RNA-Seq data analysis: unsupervised classification or clustering

Goal

Detect homogenous groups of subjects according to their transcriptomic profile.

Data

We are studying a complex disease in which we know that a certain hormone has an important role. For them, we designed an experiment with RNA-Seq in mice with two groups: 6 wild type mice (WT) and 6 mice treated with T3 hormone.

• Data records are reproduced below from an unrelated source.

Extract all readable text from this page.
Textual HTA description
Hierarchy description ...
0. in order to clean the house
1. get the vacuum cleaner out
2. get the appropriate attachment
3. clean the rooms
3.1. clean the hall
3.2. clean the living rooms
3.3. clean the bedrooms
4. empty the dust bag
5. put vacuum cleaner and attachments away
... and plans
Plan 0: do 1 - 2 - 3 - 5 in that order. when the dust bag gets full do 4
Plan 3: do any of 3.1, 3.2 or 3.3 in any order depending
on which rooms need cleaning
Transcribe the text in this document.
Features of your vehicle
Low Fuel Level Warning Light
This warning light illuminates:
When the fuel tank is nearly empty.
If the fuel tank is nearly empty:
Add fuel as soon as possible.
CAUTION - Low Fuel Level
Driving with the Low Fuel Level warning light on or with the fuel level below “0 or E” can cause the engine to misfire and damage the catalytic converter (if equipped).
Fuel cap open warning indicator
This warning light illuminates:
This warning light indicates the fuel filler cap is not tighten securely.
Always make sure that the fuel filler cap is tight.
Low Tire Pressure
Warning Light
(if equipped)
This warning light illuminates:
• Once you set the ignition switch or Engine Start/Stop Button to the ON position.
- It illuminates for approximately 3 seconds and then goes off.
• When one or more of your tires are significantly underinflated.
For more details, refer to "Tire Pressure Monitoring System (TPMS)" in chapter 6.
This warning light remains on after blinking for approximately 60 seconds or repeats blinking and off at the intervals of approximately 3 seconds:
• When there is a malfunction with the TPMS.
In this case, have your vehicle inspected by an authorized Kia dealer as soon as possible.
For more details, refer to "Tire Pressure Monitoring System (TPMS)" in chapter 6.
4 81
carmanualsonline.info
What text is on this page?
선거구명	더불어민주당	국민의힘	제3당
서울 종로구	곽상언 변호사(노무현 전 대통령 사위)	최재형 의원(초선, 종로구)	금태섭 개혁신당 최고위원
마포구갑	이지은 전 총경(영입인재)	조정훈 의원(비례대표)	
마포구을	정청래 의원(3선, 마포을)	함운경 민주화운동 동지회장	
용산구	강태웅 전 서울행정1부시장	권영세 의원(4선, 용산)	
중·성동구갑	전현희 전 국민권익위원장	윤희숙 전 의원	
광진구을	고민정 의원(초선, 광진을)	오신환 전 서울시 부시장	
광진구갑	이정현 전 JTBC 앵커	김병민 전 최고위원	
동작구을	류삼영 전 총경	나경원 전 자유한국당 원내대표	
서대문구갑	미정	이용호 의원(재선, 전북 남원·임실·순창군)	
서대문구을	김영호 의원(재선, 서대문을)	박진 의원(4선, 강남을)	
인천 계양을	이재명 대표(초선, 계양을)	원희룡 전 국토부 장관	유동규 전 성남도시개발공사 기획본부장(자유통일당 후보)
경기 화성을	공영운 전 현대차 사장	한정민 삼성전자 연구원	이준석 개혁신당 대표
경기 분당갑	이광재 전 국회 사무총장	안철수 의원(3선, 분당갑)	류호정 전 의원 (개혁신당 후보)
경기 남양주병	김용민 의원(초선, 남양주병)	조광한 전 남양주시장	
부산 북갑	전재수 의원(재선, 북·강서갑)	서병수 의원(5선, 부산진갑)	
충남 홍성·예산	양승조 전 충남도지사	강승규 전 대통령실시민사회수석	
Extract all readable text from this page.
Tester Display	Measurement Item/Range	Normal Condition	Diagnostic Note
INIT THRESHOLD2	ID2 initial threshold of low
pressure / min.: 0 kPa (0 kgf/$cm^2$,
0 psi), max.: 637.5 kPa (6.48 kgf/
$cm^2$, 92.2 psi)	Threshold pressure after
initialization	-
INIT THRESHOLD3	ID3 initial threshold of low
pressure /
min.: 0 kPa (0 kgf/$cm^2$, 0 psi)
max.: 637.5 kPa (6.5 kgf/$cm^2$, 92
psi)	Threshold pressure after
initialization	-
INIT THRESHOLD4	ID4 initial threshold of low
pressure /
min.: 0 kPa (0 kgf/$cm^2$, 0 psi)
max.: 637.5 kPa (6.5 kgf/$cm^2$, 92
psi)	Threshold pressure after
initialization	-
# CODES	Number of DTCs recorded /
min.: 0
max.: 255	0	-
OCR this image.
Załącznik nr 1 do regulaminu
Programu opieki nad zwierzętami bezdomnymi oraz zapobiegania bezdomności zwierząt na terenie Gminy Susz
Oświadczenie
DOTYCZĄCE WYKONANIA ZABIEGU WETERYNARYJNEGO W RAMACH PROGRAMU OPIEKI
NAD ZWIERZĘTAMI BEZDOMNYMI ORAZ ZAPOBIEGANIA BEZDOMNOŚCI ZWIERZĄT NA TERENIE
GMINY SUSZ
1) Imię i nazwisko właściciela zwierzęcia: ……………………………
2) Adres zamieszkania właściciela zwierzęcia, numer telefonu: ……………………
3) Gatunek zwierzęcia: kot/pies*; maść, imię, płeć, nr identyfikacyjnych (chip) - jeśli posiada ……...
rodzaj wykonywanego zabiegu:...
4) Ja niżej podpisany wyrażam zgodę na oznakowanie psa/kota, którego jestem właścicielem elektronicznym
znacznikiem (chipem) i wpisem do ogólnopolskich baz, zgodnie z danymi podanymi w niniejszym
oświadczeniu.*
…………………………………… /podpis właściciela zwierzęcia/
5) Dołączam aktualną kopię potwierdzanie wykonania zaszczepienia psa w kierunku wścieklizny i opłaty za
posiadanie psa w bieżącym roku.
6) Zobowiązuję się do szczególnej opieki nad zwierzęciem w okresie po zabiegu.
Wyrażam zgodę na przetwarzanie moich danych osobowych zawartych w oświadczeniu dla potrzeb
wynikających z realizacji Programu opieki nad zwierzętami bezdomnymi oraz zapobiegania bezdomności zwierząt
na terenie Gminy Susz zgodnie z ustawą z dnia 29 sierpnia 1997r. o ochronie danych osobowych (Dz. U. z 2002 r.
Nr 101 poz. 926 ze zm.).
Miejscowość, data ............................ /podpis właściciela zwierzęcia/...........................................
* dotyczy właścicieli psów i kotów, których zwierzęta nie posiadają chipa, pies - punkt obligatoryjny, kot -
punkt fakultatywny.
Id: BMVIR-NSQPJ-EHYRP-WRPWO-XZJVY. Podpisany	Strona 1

These data were obtained after applying a primary analysis that included the evaluation of the quality of the sequences, mapping and quantification of expression at the gene level. We have expression levels (non-normalized counts) for the 12 mice described in 38,293 genes.

Work plan

  1. Open the data file of rnaseq_12samples.txt with a spreadsheet and inspect its contents. There will be as many columns as subjects and as many rows as genes.
  2. Upload this txt file in Babelomics from the “Upload” menu. We will have to indicate the type of data that we upload: “Data matrix expression”. This link describes the different types of data that we can use in Babelomics: https://github.com/babelomics/babelomics/wiki/Data-types.
  3. After loading the data, the first step will be normalization. From “Processing / Normalization NGS: RNA-Seq” we will select our file and choose a standardization method (we will start with TMM). Interesting clue: when the normalization finishes, check out the results and in the “Job information” section, look up the identifier of the “Output folder”. Then we will need it to indicate to Babelomics where are the normalized data.
  4. Once the data is already normalized, we are ready to perform the clustering. From “Expression / Unsupervised analysis”, select the data (now it's time to select the previous “output folder” where the normalized data are ready).
  5. Next, we select the clustering by samples. We chose a method of clustering and distance (to begin with, those that are by default). We assign a name to the job and run it.
  6. Perform a clustering for genes (to begin with, those that are by default). We assign a name to the job and execute it.

Questions

  1. Are there groups of samples with a similar transcriptomic profile? How many groups appear?
  2. Is there any sample that has an anomalous behavior when comparing with other subjects?
  3. Do you think that if we performed a differential expression analysis we would obtain a large number of differentially expressed genes?
  4. Any incidence with clustering by genes?